Here’s how this works. Merely plug in your coordinates to the algorithm I’ve devised for writing memoir. Here it is:
This is about x, as illustrated by y, to be told in a z.
It’s about something universal (x), as illustrated by something deeply personal (y), to be told in some length of a piece (z).
Use this, and watch how you are no longer the center of your own tale, but rather the illustration of some larger, universal theme. Understanding the need for this change of emphasis is the difference between writing good memoir and boring our socks off.
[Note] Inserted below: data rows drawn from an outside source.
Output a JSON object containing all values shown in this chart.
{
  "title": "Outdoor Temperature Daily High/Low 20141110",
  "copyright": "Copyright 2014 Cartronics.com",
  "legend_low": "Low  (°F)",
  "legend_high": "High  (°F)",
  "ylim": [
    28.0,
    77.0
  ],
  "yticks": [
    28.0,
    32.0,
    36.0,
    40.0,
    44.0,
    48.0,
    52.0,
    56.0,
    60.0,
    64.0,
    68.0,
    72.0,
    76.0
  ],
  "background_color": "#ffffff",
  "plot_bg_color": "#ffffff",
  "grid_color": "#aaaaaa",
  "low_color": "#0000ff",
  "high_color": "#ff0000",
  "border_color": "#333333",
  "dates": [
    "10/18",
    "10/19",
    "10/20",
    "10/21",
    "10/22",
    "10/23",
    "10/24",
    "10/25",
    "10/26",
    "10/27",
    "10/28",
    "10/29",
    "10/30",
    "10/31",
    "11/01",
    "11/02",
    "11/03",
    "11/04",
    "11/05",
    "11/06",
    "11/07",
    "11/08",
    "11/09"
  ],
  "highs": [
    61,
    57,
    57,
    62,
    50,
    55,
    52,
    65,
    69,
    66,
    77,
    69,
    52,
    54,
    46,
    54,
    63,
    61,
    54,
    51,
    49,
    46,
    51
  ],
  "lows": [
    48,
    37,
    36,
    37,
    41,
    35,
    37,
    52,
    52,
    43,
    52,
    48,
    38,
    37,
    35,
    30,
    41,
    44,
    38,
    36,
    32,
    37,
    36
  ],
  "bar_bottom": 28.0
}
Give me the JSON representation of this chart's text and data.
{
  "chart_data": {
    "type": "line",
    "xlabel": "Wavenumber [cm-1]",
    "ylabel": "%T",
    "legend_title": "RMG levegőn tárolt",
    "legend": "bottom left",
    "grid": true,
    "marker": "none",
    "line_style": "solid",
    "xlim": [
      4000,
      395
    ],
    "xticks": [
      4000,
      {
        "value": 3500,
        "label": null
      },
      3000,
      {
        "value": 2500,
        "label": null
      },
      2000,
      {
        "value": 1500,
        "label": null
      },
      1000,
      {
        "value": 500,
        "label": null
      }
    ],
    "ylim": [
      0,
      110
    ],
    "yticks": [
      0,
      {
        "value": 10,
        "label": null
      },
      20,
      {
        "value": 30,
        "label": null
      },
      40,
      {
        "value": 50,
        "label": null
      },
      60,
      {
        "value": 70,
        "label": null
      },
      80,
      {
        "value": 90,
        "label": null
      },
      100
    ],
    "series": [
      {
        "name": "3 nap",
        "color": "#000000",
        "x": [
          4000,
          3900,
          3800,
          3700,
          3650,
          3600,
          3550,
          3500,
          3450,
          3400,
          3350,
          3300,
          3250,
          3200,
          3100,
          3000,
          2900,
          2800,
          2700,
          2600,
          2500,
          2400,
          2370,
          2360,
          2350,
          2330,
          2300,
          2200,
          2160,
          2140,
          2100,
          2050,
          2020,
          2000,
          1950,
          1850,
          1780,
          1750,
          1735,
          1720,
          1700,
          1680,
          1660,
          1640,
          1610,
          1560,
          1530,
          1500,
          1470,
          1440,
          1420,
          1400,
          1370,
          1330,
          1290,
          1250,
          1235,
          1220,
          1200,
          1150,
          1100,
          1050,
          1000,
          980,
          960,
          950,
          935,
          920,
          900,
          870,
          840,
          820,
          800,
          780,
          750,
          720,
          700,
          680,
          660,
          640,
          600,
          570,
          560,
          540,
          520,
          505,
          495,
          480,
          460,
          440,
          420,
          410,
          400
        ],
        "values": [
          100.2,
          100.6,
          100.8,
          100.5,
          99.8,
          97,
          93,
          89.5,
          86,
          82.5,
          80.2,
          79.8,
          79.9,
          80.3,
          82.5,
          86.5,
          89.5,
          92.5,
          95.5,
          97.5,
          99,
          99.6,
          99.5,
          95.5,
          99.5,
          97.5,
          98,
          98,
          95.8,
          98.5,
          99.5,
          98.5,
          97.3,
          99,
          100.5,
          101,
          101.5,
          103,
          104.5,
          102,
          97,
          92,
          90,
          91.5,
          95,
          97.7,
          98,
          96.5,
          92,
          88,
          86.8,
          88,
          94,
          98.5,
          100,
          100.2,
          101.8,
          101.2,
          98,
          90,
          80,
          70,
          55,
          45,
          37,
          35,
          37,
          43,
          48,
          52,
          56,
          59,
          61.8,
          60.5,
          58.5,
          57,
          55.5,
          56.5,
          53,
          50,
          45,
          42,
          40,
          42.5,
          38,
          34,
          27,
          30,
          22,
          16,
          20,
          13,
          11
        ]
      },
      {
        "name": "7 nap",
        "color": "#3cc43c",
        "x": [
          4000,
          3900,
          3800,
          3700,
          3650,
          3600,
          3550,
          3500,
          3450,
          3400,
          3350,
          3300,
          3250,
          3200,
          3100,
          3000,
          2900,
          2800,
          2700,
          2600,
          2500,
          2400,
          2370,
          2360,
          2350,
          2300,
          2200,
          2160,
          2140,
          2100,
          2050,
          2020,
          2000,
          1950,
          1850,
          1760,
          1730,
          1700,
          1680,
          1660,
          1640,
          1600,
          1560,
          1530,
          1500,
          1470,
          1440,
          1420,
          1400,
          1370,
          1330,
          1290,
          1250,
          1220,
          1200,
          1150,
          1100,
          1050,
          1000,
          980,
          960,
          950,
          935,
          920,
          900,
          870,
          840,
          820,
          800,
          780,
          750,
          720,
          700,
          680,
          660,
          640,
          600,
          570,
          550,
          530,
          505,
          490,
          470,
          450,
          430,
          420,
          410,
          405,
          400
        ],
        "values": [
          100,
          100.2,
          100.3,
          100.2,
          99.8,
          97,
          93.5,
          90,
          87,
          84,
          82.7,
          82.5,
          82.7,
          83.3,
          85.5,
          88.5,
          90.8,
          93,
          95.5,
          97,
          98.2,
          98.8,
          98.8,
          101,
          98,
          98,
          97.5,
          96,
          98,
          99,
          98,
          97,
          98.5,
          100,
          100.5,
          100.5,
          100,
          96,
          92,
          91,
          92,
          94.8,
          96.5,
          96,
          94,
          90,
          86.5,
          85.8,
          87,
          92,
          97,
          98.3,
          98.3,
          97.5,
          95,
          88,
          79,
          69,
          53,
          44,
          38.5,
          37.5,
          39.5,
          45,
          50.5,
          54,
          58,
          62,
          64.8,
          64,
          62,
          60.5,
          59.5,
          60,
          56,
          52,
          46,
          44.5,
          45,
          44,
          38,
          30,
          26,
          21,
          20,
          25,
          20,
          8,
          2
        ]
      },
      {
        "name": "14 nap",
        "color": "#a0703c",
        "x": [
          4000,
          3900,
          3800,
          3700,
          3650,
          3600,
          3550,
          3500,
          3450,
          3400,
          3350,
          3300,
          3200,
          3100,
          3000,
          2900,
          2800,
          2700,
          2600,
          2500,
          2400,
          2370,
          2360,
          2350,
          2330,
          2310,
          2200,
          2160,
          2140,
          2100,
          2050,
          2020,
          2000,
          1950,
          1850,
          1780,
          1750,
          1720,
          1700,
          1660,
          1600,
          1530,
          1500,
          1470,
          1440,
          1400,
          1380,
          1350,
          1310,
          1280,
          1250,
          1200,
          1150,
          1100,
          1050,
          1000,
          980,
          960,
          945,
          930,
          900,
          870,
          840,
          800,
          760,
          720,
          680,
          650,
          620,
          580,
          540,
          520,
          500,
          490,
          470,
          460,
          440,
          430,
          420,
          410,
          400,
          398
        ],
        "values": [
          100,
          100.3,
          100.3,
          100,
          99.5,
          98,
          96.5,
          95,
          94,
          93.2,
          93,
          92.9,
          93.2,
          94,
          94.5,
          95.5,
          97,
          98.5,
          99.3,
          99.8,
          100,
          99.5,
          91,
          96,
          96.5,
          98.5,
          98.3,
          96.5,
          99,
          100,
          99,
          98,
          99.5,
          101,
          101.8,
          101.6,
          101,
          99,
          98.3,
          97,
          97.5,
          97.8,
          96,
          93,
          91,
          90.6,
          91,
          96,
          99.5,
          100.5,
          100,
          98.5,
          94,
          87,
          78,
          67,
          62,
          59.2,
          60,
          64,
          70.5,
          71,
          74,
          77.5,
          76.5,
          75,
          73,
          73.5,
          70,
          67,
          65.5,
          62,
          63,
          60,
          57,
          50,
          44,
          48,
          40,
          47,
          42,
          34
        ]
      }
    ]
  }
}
And the key to making this shift? Simply accepting that you are not the story. Repeat that to yourself: I am not the story. Exactly. You are the illustration. You are the picture in the frame, the lozenge in the wrapper. Get that, and when you do, you will see how your story—the illustration of the theme—gets shifted to the y, or second phrase, of this sentence, and by extension, to its proper place.
Use the algorithm.
Want me to explain this more fully? I’d be glad to. Merely go to my book page, specifically to the video, press “play” to let me tell you more.
Bob Braxton says
Previously I asked about Letters to the Editor. This time, how well does this same perspective work in writing Biography (that is, the person is also not what the writing is “about” but rather the illustration)? This caused some controversy in the D.C. area about a proposed design for Dwight D. Eisenhower memorial to be – those who thought what it is “about” is not masculine or militant enough – same Dwight David …
marion says
Hi, Robert. I do not write biography, but I do know that some of my favorite biographies are about the story of America, say, as illustrated by some great American. So, yes. Sure. The perspective works well for biography, as it does for fiction and screenplays, poems, etc. So good of you to ask.